Monday, April 21, 2014

Motivations

     How are priorities decided?  What drives people to make certain choices?   In Introduction to Psychology, we recently discussed Maslow’s hierarchy of needs.  These are a ranking of priorities, off of which many of life’s decisions are based.  First comes the need to meet the physical requirements for survival, or the need for food, water, and shelter.  Once these basic needs are met, the need for safety and organization takes priority.  After this, people tend to seek love and belongingness.  After love comes the need for esteem, including self-esteem, achievement, independence, and respect and recognition from others.  The next level is self-actualization, or the need to live up to one’s fullest potential.  The highest level is self-transcendence, or the need to find meaning or purpose in life.  Throughout The Thief and the Dogs, Said Mahran seeks to meet needs on all of these levels in an action-packed adventure by Naguib Mahfouz.

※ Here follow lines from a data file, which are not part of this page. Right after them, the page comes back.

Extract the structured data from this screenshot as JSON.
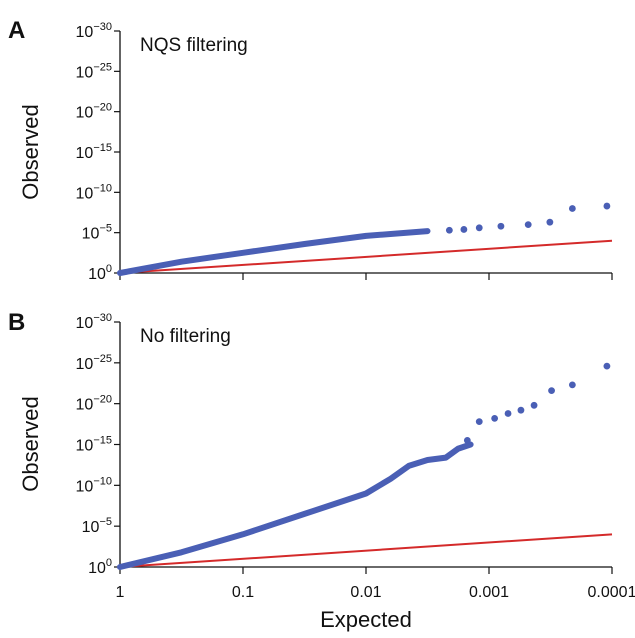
{
  "chart_data": [
    {
      "type": "scatter",
      "panel_label": "A",
      "annotation": "NQS filtering",
      "xlabel": "",
      "ylabel": "Observed",
      "x_scale": "log_reversed",
      "y_scale": "-log10",
      "xlim": [
        1,
        0.0001
      ],
      "ylim": [
        0,
        30
      ],
      "x_ticks": [
        "1",
        "0.1",
        "0.01",
        "0.001",
        "0.0001"
      ],
      "x_tick_values": [
        1,
        0.1,
        0.01,
        0.001,
        0.0001
      ],
      "y_ticks": [
        {
          "value": 0,
          "base": "10",
          "exp": "0"
        },
        {
          "value": 5,
          "base": "10",
          "exp": "−5"
        },
        {
          "value": 10,
          "base": "10",
          "exp": "−10"
        },
        {
          "value": 15,
          "base": "10",
          "exp": "−15"
        },
        {
          "value": 20,
          "base": "10",
          "exp": "−20"
        },
        {
          "value": 25,
          "base": "10",
          "exp": "−25"
        },
        {
          "value": 30,
          "base": "10",
          "exp": "−30"
        }
      ],
      "grid": false,
      "colors": {
        "points": "#4a5fb5",
        "line": "#d42a2a"
      },
      "expected_line": {
        "x": [
          1,
          0.0001
        ],
        "y": [
          0,
          4
        ]
      },
      "curve": {
        "x_exp": [
          0,
          0.5,
          1,
          1.5,
          2,
          2.5
        ],
        "y": [
          0,
          1.4,
          2.5,
          3.6,
          4.6,
          5.2
        ]
      },
      "points": [
        {
          "x": 0.0021,
          "y": 5.3
        },
        {
          "x": 0.0016,
          "y": 5.4
        },
        {
          "x": 0.0012,
          "y": 5.6
        },
        {
          "x": 0.0008,
          "y": 5.8
        },
        {
          "x": 0.00048,
          "y": 6.0
        },
        {
          "x": 0.00032,
          "y": 6.3
        },
        {
          "x": 0.00021,
          "y": 8.0
        },
        {
          "x": 0.00011,
          "y": 8.3
        }
      ]
    },
    {
      "type": "scatter",
      "panel_label": "B",
      "annotation": "No filtering",
      "xlabel": "Expected",
      "ylabel": "Observed",
      "x_scale": "log_reversed",
      "y_scale": "-log10",
      "xlim": [
        1,
        0.0001
      ],
      "ylim": [
        0,
        30
      ],
      "x_ticks": [
        "1",
        "0.1",
        "0.01",
        "0.001",
        "0.0001"
      ],
      "x_tick_values": [
        1,
        0.1,
        0.01,
        0.001,
        0.0001
      ],
      "y_ticks": [
        {
          "value": 0,
          "base": "10",
          "exp": "0"
        },
        {
          "value": 5,
          "base": "10",
          "exp": "−5"
        },
        {
          "value": 10,
          "base": "10",
          "exp": "−10"
        },
        {
          "value": 15,
          "base": "10",
          "exp": "−15"
        },
        {
          "value": 20,
          "base": "10",
          "exp": "−20"
        },
        {
          "value": 25,
          "base": "10",
          "exp": "−25"
        },
        {
          "value": 30,
          "base": "10",
          "exp": "−30"
        }
      ],
      "grid": false,
      "colors": {
        "points": "#4a5fb5",
        "line": "#d42a2a"
      },
      "expected_line": {
        "x": [
          1,
          0.0001
        ],
        "y": [
          0,
          4
        ]
      },
      "curve": {
        "x_exp": [
          0,
          0.5,
          1,
          1.5,
          2,
          2.2,
          2.35,
          2.5,
          2.65,
          2.75,
          2.85
        ],
        "y": [
          0,
          1.8,
          4.0,
          6.5,
          9.0,
          10.8,
          12.4,
          13.1,
          13.4,
          14.5,
          15.0
        ]
      },
      "points": [
        {
          "x": 0.0015,
          "y": 15.5
        },
        {
          "x": 0.0012,
          "y": 17.8
        },
        {
          "x": 0.0009,
          "y": 18.2
        },
        {
          "x": 0.0007,
          "y": 18.8
        },
        {
          "x": 0.00055,
          "y": 19.2
        },
        {
          "x": 0.00043,
          "y": 19.8
        },
        {
          "x": 0.00031,
          "y": 21.6
        },
        {
          "x": 0.00021,
          "y": 22.3
        },
        {
          "x": 0.00011,
          "y": 24.6
        }
      ]
    }
  ]
}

      The story opens when Said Mahran is released from jail after serving a two-year sentence for robbery.  During this time, a revolution has occurred in Egypt, and while his former associates have adjusted to a new social order, Said has not.  His first thoughts are of his ex-wife, Nabawiyya, and his former partner in crime, Ilish.  Also paramount in Said’s thoughts is his desire to see Sana, his young daughter.  Through the past two years, thoughts of Sana have been like a light in the darkness.  He quickly arranges a meeting, only to have his high hopes dashed to pieces.  Sana, whose precious memory had comforted him through two long and lonely years in an Egyptian jail, rejects him completely.  Said discovers that his ex-wife and former partner love each other and had informed the police of his activities two years previously, leading to his arrest.  Finding no place in the home or hearts of his former family, Said resentfully moves on.
       Hatred and revenge cloud Said’s vision.  Hatred and revenge against his cheating wife, Nabawiyya, his double-crossing partner, Ilish, and against Rauf Ilwan, a former teacher who also rejects Said due to a drastic change in social circumstances since the revolution.  After committing further crimes and failing in his revenge, Said takes refuge in the home of the Sheik, his father’s spiritual leader.  Said had not seen the Sheik for ten years, and was not as religious as his father had been.  But the Sheik welcomes him and provides him with food and shelter.  Said also seeks safety in the house of the Sheik, and though the Sheik assures him of this safety, Said is unsatisfied.  The Sheik has achieved the final goal, self-transcendence, and his tendency to focus on higher spiritual goals leaves Said feeling distanced.  While the Sheik’s spiritual values had been familiar to Said since childhood, they no longer coincide with his own personal goals.  As Said said to himself, “I am alone with my freedom, or rather I’m in the company of the Sheik, who is lost in heaven, repeating words that cannot be understood by someone approaching hell” (33).
       Again moving on, Said finds food, shelter, safety, and also love in the home of a former girlfriend, Nur.  Nur provides for his needs and brings him news.  She also helps him to acquire a soldier’s uniform, adding to his feelings of security.  He again strives to accomplish his revenge, meeting with further failures.  Failure to accomplish his purpose creates a state of frustration-induced stress, a condition which Said intends to rectify at the earliest possible moment. 
     Said inflates certain news to imply that “everyone – all the people except the real robbers – are on my side…” (122).  By the ‘real robbers’, Said refers to the police, his ex-wife, Ilish, and Rauf.  However, even negative newspaper reports condemning Said’s crime fulfill his desire for recognition. 
       In his crusade for revenge, Said has committed two murders.  His bullets did not find their intended marks, however; two innocent people happened to get in the way.  Said does find this regrettable, but “the worst of it is that despite this support from millions of people I find myself driven into dismal isolation…” (123). Despite perceived support for his cause, Said lacks close personal relationships.  His desire for revenge has driven him to forsake even his need for love and self-preservation. 
      Even in committing crimes, Said considered himself to be innocent and his cause to be just.  As Said said to the Sheik after his unsuccessful attempt at revenge, “It’s the guilty who succeed and the innocent who fail” (145).  And also, “I’m confident that I’m in the right” (147). 
     Said looked to revenge to fulfill his need for self-transcendence.  He said of himself, “Does your ruined life have any meaning at all unless it is to kill your enemies?” (112). While he perceives his goals as righteous, he finds himself doubting his eternal future and yet feels incapable of changing it.  He asked the Sheik, in reference to his own life, “Can you straighten the shadow of something crooked?” (146).  And yet Said fully believed that murder was his ultimate destiny. 
     “I won’t die before I kill you,” Said declares towards his enemies (114).  “If there is to be any meaning in life – or in death – I simply have to kill you.  My last outburst of rage at the evil of the world” (114).  This was to be the fulfillment of his highest potential.  Contemplation of completing his revenge gave Said’s life meaning and purpose, fulfilling Maslow’s highest need. 
    And did Said fulfill his purpose?  I won’t spoil the ending of the book for you.